In fact, the good indicators hide a much bleaker picture. Italy is being emptied of its population. Young people are leaving the country en masse, while 75% of the national wealth is in the hands of those over 50 years of age. 156,000 people emigrated in 2024, they were an average of 33 years old. The number of births continues to fall (-36% in 16 years). And the fertility rate has fallen to 1.18 children per woman, so the population is irreversibly declining in some regions.

Fall in real wages

In fact, Italians are becoming poorer and have been for a long time. Between 1990 and 2020, real wages decreased while increasing by 30% in France and Germany. This is partly explained by the stagnation of growth in recent decades. The situation has deteriorated further due to the inflation that affected European countries following the Covid-19 pandemic. Italians lost almost 7.5% of their real salary between 2021 and 2024, almost the equivalent of a month’s salary, once again the largest drop, according to an OECD study. Inequalities have increased. Although nominal wages rise, they still do not offset past price increases, so one in ten workers is considered poor.

How to explain it? Some analyzes point to a poor distribution of income. A recent report by the investment bank Mediobanca concludes that many companies could have increased salaries by an average of 4,000 euros between 2021 and 2024, “without compromising the remuneration of stakeholders and the shareholder themselves.” “The inflationary increase of 2022-2023 has caused a marked fall in the purchasing power of employees and a fall in the proportion of salaries in the global added value of the economy. On the contrary, the proportion of profits and incomes has increased,” confirms a note from the Observatory of Italian Public Accounts, a research center attached to the University of the Sacred Heart of Milan.

Very low productivity increases

And Italy also suffers the weight of a deeper evil. In the long term, the deterioration of real wages is linked to weak increases in productivity, more marked in La Bota than in the rest of the European countries. Since 1995, labor productivity has increased half as fast as in France and three times slower than in other EU countries, according to official data, according to the Italian National Statistics Institute (Istat). The situation has deteriorated especially in 2023 (-2.5%).
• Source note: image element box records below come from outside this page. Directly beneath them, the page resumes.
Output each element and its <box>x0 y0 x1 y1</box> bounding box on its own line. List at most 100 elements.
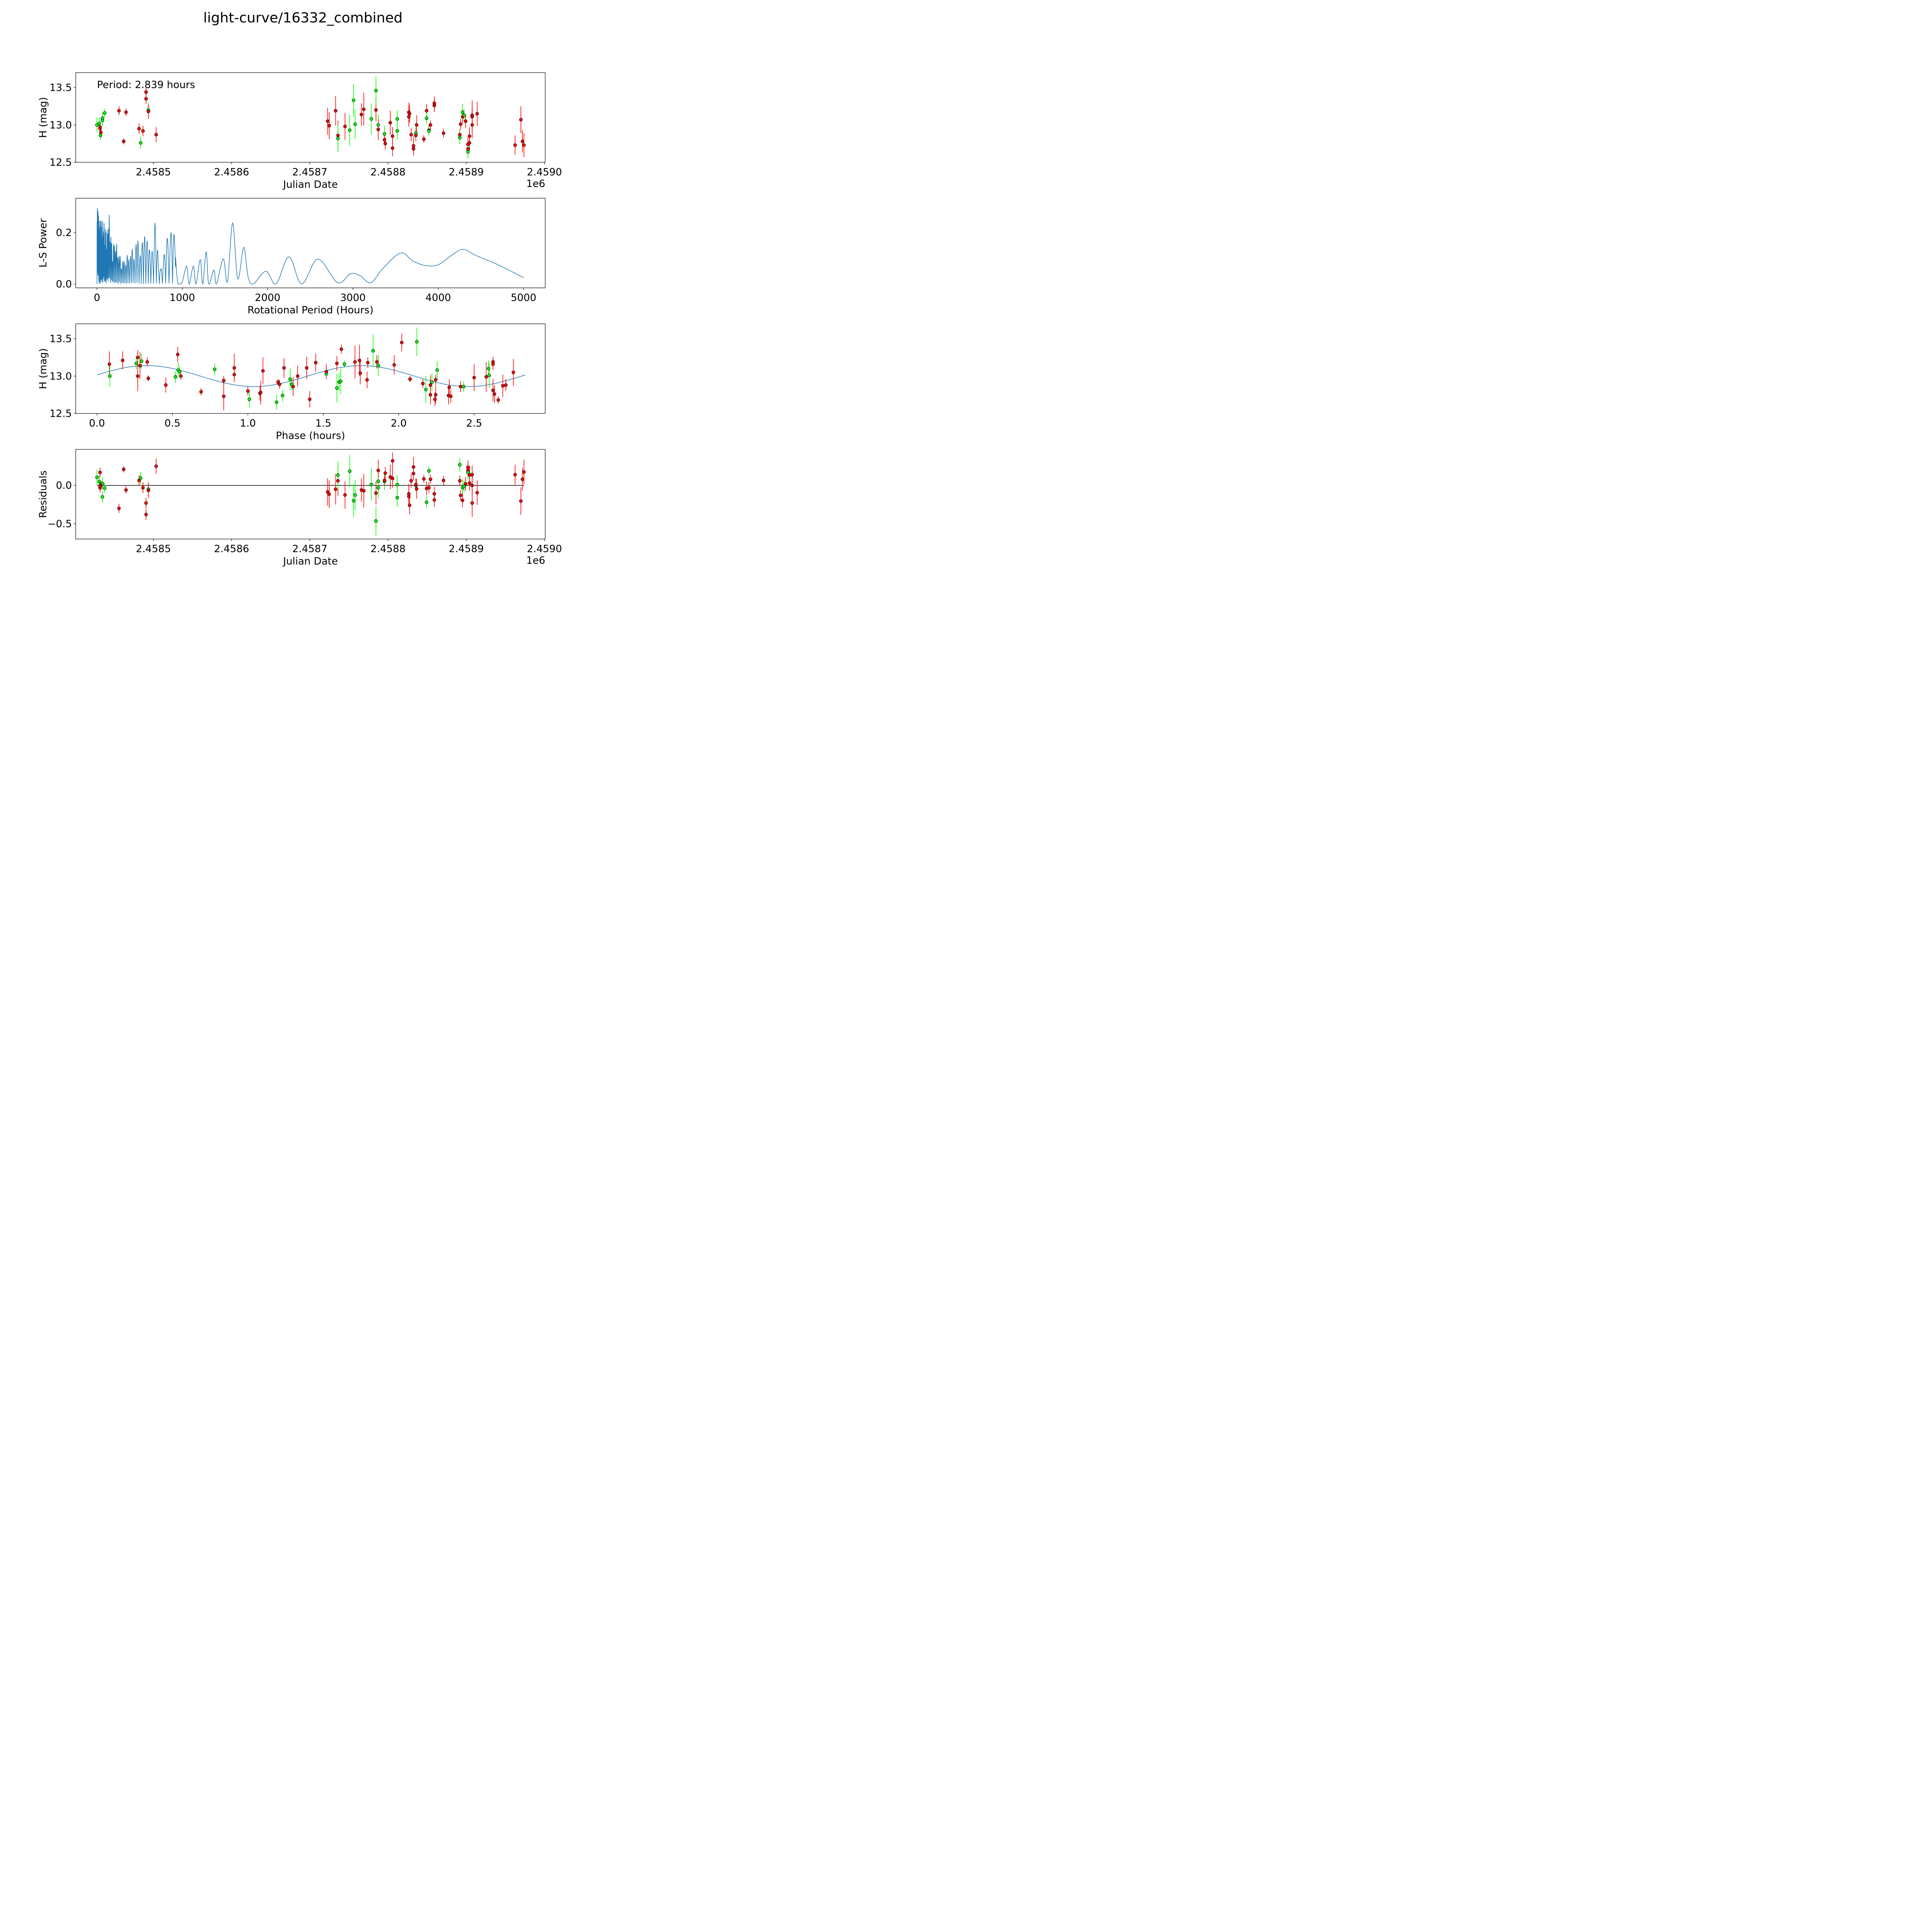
data-point-red <box>466 147 470 151</box>
data-point-red <box>461 498 464 502</box>
data-point-red <box>164 383 168 387</box>
data-point-red <box>374 108 378 112</box>
x-tick-label: 2.4587 <box>292 167 327 178</box>
data-point-red <box>314 361 318 365</box>
data-point-red <box>232 366 236 370</box>
data-point-red <box>429 477 432 481</box>
data-point-red <box>425 109 429 113</box>
data-point-red <box>336 479 340 483</box>
x-tick-label: 1.5 <box>315 418 331 429</box>
data-point-red <box>415 487 418 491</box>
data-point-green <box>247 397 251 401</box>
data-point-red <box>470 501 474 505</box>
x-tick-label: 2.4587 <box>292 543 327 555</box>
plot-area <box>95 452 526 536</box>
x-tick-label: 3000 <box>340 292 366 304</box>
x-tick-label: 1000 <box>170 292 195 304</box>
data-point-green <box>427 469 431 473</box>
data-point-red <box>412 471 415 475</box>
data-point-red <box>144 97 148 101</box>
y-axis-label: L-S Power <box>37 218 49 267</box>
data-point-red <box>144 501 148 505</box>
data-point-green <box>371 349 375 353</box>
x-axis-label: Julian Date <box>282 556 338 567</box>
figure-background <box>0 0 603 603</box>
data-point-red <box>336 133 340 137</box>
data-point-red <box>145 360 149 364</box>
data-point-red <box>388 121 392 125</box>
data-point-green <box>100 116 104 120</box>
data-point-red <box>414 133 418 137</box>
data-point-red <box>124 488 128 492</box>
data-point-red <box>136 374 139 378</box>
data-point-green <box>458 136 462 139</box>
data-point-green <box>462 384 466 388</box>
model-fit-curve <box>97 365 526 387</box>
data-point-red <box>144 513 148 517</box>
data-point-green <box>374 88 378 92</box>
data-point-red <box>391 146 395 150</box>
data-point-red <box>141 129 145 133</box>
data-point-green <box>139 359 143 363</box>
data-point-red <box>468 481 471 485</box>
data-point-green <box>275 400 279 404</box>
data-point-green <box>458 463 462 467</box>
data-point-green <box>376 364 380 367</box>
data-point-red <box>442 131 446 135</box>
x-tick-label: 2.4589 <box>449 543 484 555</box>
data-point-red <box>376 128 380 131</box>
data-point-red <box>107 362 111 366</box>
figure-title: light-curve/16332_combined <box>203 10 403 26</box>
data-point-red <box>117 109 121 113</box>
data-point-red <box>261 369 265 373</box>
data-point-red <box>335 361 339 365</box>
data-point-red <box>458 133 462 136</box>
y-tick-label: 12.5 <box>49 157 72 168</box>
data-point-green <box>108 374 112 378</box>
data-point-red <box>98 470 102 474</box>
data-point-green <box>376 479 380 483</box>
data-point-red <box>365 378 369 382</box>
data-point-green <box>97 480 101 483</box>
data-point-red <box>334 109 338 113</box>
data-point-red <box>414 483 418 486</box>
x-axis-label: Phase (hours) <box>276 430 345 442</box>
data-point-red <box>179 374 183 378</box>
x-offset-text: 1e6 <box>526 555 545 566</box>
data-point-red <box>327 124 331 128</box>
x-tick-label: 2.4588 <box>371 543 406 555</box>
data-point-red <box>222 379 226 383</box>
data-point-red <box>383 471 387 475</box>
data-point-red <box>326 119 330 123</box>
data-point-red <box>484 375 488 379</box>
data-point-green <box>342 362 346 366</box>
data-point-green <box>336 473 340 477</box>
data-point-red <box>374 491 378 495</box>
data-point-red <box>353 360 357 364</box>
data-point-red <box>232 372 236 376</box>
data-point-green <box>335 386 339 390</box>
data-point-green <box>395 117 399 121</box>
data-point-green <box>173 375 177 379</box>
data-point-red <box>422 137 426 141</box>
data-point-red <box>121 359 124 362</box>
data-point-green <box>348 128 352 132</box>
data-point-red <box>383 142 387 146</box>
data-point-red <box>459 493 463 497</box>
data-point-red <box>391 459 395 463</box>
data-point-green <box>100 495 104 499</box>
data-point-red <box>146 488 150 492</box>
data-point-red <box>470 483 474 487</box>
data-point-red <box>137 127 141 131</box>
data-point-green <box>139 476 143 480</box>
data-point-red <box>472 376 476 379</box>
data-point-green <box>395 129 399 133</box>
data-point-green <box>395 483 399 486</box>
data-point-red <box>154 464 158 468</box>
data-point-red <box>464 482 468 486</box>
x-tick-label: 2.4586 <box>214 543 249 555</box>
data-point-red <box>383 478 386 482</box>
data-point-red <box>434 378 438 382</box>
data-point-red <box>409 479 413 483</box>
data-point-red <box>468 141 471 145</box>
Specifically, the drop in unemployment is largely related to the increase in the retirement age, which has caused a jump in the employment rate of older people. But at the same time, the Italian economy has mainly created jobs linked to the tourism sector, booming since the pandemic, that is, in “sectors with low salaries and little added value,” continues the Observatory. The latter considers that “the Italian economy seems incapable of generating productivity gains that, in the long term, are the only ones capable of generating improvements in the standard of living and in the sustainability of the social protection system.”

In this context, the government of Giorgia Meloni, which refuses to apply a minimum wage, is trying to support the population’s income through tax reduction programs. But it failed to maintain the rebound seen just after the pandemic (8.9% in 2021, then 4.8% in 2022, compared to 6.9% and 2.7% in France). According to INSEE, this improvement is explained “almost entirely” by the strong increase in investment in construction thanks to the “superbonus” created by the previous government, headed by Mario Draghi. The negative effects of its disappearance on the building have since been masked by European aid, adds INSEE, which warns that next year there could be a decline as this aid evaporates.